Why the hosts think AI coding means more AI security
Scott Wu says Devin Review caught the Axios attack for Cognition customers before the public news broke, and TBPN uses that to argue these incidents will be “10x more frequent in the age of AI.” Rather than killing vibe coding, they think it will create demand for more automated code review, more cyber products, and more agents checking other agents’ work.
Then came the Claude Code source leak
The second half moves to Anthropic, where a production build of Claude Code reportedly generated a source map and published it to npm, effectively exposing the codebase.
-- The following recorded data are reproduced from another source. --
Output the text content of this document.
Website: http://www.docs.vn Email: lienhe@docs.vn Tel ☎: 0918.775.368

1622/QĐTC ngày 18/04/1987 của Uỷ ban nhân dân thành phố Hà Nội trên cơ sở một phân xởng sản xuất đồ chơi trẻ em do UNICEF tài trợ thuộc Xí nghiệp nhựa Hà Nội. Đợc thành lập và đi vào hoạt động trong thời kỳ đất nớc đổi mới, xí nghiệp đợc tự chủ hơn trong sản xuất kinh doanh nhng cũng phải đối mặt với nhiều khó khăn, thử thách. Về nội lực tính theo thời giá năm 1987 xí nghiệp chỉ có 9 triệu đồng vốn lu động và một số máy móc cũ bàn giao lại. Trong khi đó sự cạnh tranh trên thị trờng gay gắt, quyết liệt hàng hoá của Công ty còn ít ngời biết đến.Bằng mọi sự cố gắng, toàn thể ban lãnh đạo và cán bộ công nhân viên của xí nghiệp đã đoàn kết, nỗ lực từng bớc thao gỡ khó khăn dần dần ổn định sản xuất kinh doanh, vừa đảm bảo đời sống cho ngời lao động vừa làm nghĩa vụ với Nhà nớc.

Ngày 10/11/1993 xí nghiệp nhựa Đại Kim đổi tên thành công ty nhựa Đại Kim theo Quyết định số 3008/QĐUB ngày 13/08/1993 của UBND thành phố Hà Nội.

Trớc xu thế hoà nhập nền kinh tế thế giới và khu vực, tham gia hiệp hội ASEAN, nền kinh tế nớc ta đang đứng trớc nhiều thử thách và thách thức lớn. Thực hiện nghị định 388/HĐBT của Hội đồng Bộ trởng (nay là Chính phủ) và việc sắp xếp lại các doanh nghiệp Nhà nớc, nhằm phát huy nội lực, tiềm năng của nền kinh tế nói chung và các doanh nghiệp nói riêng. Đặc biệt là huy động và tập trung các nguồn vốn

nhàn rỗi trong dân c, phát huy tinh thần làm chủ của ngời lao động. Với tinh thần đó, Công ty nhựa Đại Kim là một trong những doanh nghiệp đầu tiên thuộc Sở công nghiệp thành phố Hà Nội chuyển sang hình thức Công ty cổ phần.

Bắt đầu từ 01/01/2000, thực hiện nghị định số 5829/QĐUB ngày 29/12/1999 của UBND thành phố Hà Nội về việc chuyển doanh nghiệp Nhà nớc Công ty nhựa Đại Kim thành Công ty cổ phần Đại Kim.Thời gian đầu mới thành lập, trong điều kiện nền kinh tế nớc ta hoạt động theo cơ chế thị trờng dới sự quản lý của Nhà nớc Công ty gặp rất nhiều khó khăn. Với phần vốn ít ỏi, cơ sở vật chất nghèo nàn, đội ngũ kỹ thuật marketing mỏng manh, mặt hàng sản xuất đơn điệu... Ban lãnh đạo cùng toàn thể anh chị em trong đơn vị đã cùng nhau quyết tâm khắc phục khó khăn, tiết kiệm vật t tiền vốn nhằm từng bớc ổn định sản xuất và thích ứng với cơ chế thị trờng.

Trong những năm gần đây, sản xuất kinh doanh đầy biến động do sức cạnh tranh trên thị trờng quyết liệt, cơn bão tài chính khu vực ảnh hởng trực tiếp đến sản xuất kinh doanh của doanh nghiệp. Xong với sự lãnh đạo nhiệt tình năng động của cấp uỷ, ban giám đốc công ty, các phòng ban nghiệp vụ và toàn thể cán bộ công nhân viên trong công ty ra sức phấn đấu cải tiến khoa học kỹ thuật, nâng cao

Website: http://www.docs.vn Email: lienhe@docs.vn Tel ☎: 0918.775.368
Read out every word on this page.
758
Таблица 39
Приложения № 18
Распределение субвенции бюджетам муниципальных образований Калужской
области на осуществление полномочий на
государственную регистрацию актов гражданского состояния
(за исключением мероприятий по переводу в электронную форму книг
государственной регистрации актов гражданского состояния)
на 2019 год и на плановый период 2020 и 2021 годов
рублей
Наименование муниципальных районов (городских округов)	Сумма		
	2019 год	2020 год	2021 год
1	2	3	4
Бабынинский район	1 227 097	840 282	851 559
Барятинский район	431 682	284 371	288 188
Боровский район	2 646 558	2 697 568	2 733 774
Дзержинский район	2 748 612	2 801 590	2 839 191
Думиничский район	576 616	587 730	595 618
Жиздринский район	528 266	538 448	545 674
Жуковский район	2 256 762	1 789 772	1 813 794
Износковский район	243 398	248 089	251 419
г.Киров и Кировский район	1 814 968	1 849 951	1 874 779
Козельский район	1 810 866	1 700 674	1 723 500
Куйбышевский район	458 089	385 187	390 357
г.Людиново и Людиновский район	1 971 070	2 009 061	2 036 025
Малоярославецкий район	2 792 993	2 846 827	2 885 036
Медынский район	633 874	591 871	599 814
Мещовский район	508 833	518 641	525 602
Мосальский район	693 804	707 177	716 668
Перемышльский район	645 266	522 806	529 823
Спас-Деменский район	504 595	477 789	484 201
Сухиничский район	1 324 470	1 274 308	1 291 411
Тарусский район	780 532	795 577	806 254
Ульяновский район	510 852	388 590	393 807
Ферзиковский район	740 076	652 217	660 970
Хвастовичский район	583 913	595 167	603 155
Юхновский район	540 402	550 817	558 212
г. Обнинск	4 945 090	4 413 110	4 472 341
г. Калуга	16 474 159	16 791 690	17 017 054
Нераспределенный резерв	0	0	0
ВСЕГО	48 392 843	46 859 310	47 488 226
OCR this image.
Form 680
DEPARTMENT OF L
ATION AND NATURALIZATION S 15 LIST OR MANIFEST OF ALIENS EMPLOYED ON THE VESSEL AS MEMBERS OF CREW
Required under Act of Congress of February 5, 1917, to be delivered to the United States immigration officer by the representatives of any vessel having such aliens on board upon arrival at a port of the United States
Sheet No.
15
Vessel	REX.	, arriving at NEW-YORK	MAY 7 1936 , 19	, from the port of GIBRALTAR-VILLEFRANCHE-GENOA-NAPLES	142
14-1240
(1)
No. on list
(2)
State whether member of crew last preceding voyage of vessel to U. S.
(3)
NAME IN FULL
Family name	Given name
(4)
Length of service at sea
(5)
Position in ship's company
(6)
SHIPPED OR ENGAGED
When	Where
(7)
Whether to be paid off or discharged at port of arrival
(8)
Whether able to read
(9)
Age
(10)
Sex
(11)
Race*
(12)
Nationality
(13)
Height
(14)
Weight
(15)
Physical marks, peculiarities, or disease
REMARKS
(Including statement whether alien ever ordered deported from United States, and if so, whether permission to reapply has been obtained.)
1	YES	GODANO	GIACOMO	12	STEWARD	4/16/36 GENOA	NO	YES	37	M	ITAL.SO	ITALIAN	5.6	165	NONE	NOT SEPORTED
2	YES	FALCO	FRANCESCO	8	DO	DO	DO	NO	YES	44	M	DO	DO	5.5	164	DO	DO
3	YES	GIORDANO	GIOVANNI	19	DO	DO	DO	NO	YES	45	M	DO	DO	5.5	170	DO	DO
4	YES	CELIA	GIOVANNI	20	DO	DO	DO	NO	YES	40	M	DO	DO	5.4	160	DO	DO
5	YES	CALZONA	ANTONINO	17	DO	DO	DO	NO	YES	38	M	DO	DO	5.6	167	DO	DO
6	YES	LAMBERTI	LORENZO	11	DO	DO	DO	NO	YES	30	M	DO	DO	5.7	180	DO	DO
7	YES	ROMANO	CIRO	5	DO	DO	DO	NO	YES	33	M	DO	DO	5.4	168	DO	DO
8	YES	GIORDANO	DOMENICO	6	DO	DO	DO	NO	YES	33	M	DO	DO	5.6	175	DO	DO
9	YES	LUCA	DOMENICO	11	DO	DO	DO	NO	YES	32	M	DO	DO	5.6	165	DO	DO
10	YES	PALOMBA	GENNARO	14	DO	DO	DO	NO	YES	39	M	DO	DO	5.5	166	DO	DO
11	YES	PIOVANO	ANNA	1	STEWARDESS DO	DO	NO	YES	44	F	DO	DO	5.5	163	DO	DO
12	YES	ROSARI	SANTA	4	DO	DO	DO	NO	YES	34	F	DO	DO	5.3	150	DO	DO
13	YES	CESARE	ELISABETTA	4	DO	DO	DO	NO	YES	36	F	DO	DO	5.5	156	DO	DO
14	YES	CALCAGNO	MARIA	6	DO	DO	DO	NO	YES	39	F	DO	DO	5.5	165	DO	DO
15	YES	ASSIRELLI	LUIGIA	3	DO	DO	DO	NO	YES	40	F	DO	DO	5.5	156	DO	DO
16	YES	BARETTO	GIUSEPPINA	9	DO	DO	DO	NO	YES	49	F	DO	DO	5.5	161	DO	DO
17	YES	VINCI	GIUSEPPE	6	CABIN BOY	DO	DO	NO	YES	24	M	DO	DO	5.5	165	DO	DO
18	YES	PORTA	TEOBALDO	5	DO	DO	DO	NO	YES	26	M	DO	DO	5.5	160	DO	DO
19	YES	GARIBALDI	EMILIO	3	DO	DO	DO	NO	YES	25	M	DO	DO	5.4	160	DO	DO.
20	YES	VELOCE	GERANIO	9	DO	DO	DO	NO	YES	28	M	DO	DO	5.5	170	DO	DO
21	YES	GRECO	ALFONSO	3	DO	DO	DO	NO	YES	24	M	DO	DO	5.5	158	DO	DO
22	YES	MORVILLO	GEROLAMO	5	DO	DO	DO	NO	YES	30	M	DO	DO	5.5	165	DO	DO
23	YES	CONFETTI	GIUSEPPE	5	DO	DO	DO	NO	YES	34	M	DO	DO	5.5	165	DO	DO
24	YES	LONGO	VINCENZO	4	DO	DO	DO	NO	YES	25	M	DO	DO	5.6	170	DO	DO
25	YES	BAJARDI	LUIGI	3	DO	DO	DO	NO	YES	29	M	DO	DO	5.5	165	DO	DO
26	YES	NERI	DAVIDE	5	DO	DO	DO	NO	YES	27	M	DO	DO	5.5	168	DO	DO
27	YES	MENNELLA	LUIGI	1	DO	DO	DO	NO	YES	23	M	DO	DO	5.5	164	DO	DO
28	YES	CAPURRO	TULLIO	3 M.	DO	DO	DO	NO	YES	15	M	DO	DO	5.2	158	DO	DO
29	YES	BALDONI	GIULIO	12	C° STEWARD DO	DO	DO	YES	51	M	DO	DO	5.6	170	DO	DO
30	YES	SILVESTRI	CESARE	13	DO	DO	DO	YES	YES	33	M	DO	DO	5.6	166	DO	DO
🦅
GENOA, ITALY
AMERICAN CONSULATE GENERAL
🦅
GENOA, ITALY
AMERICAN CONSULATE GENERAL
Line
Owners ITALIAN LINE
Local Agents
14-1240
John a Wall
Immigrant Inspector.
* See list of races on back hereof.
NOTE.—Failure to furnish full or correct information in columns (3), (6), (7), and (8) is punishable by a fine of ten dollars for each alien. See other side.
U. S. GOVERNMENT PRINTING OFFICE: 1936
The hosts compare it to accidentally posting your blueprint online, then immediately note that npm moves so fast that even a one-minute mistake is enough for someone to grab, zip, and spread it on X.
Embarrassing for Anthropic, but probably not fatal
TBPN treats the Claude Code leak as messy and brand-damaging more than business-ending, especially since competitors already build on open and semi-open harnesses like Codex. The real sting, they joke, is that the leak spoiled roadmap details and even internal April Fools plans — the kind of silly human detail that makes the whole thing feel less like abstract infosec and more like a very public bad day.